「人間の洪水が…」

「向かいの家に爆弾が落ちて、もう火の火柱が屋根を突き抜けて上がっていた」。夜の闇を切り裂く火柱が、向かいの家の中を隅々まで照らし出し、狭い路地を人々が逃げ惑う姿が見えたといいます。野田さんは近くの雑木林にあるほら穴へ向かおうとしました。しかし、高台になっていたそこから見えたのは、絶望的な光景でした。

「もう見渡す限り、もう180度火の海…それがどんどん、どんどん自分に押し寄せてくる感じだった」。自分の立っている場所以外、すべてが炎に包まれていく。子供心に「ああ、もう逃げ場がないな」と直感したといいます。

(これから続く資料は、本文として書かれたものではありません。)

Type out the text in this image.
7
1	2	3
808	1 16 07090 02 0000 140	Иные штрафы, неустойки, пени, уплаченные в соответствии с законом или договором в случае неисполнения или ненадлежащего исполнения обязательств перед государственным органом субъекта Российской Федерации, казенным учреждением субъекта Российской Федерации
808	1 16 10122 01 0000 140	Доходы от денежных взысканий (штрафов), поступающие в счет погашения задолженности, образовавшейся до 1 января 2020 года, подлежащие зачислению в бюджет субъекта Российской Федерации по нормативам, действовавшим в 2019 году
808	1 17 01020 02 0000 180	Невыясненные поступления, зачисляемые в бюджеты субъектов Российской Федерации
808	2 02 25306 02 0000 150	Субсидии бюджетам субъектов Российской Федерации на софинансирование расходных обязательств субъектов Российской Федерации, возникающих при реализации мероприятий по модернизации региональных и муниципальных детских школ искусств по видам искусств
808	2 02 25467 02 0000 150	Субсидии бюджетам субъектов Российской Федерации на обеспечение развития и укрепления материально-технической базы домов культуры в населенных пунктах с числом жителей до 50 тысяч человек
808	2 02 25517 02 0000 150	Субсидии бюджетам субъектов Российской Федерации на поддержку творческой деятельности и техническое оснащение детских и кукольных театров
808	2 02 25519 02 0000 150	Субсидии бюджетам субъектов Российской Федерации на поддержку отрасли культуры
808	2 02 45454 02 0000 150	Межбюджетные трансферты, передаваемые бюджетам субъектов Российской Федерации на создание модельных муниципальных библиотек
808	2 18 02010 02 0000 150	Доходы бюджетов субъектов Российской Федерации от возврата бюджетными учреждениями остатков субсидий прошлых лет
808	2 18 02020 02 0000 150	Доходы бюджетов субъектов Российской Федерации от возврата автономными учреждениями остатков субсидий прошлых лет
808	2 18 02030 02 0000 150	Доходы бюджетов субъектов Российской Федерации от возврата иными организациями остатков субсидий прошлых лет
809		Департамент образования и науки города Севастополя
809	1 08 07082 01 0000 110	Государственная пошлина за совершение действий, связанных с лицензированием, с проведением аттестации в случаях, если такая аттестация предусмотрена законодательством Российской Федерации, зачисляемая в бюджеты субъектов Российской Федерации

ここにいては危ないと自宅に引き返すと、母と姉が鴨江観音近くにある防空壕へ向かうところでした。命からがら壕にもぐり込みましたが、安堵も束の間、「壕の上に焼夷弾が落ちたぞ」という声が響きます。「こんな中にいたら焼け死んじゃう」。人々はパニックになり、我先にと外へ逃げ出します。

「ちょっと、待っていて。ちいちゃんを連れてくる」。野田さんの母親は、そう言い残し、足が不自由で避難が遅れていた知人の「ちいちゃん」を助けるため、人の波に逆らって壕の中へ戻っていったのです。野田さんは人の力に押されるまま、姉ともはぐれ、気づけば大通りへ。そこは、道幅いっぱいに人々がひしめき合う、まさに地獄絵図でした。

「人の洪水、人間の洪水がダーっと流れているようで。押されて、押されて、その中に吸い込まれた」。野田さんは逃げ惑う群衆に囲まれ、辺りは何も見えません。ただ、転ばないように、踏み潰されないように、前の人の足だけを頼りに無我夢中で、佐鳴湖の方向へと走りました。

どのぐらい逃げたでしょうか。突然、群衆が突然割れ、そこには、もんぺに火がついて、路上に倒れている女の子の姿が目に飛び込みました。男の人が慌てて火を叩いて消そうとしますが、熱気と風で炎はさらに燃え上がったといいます。わずか数秒の出来事でした。

「オレンジ色の火の粉が降り注ぎ、人がバタバタと倒れていく。私もあの火の海の中に吸い込まれていくのではないか」。立ち止まることのできない恐怖の中、野田さんは、ただ生きるために走り続けました。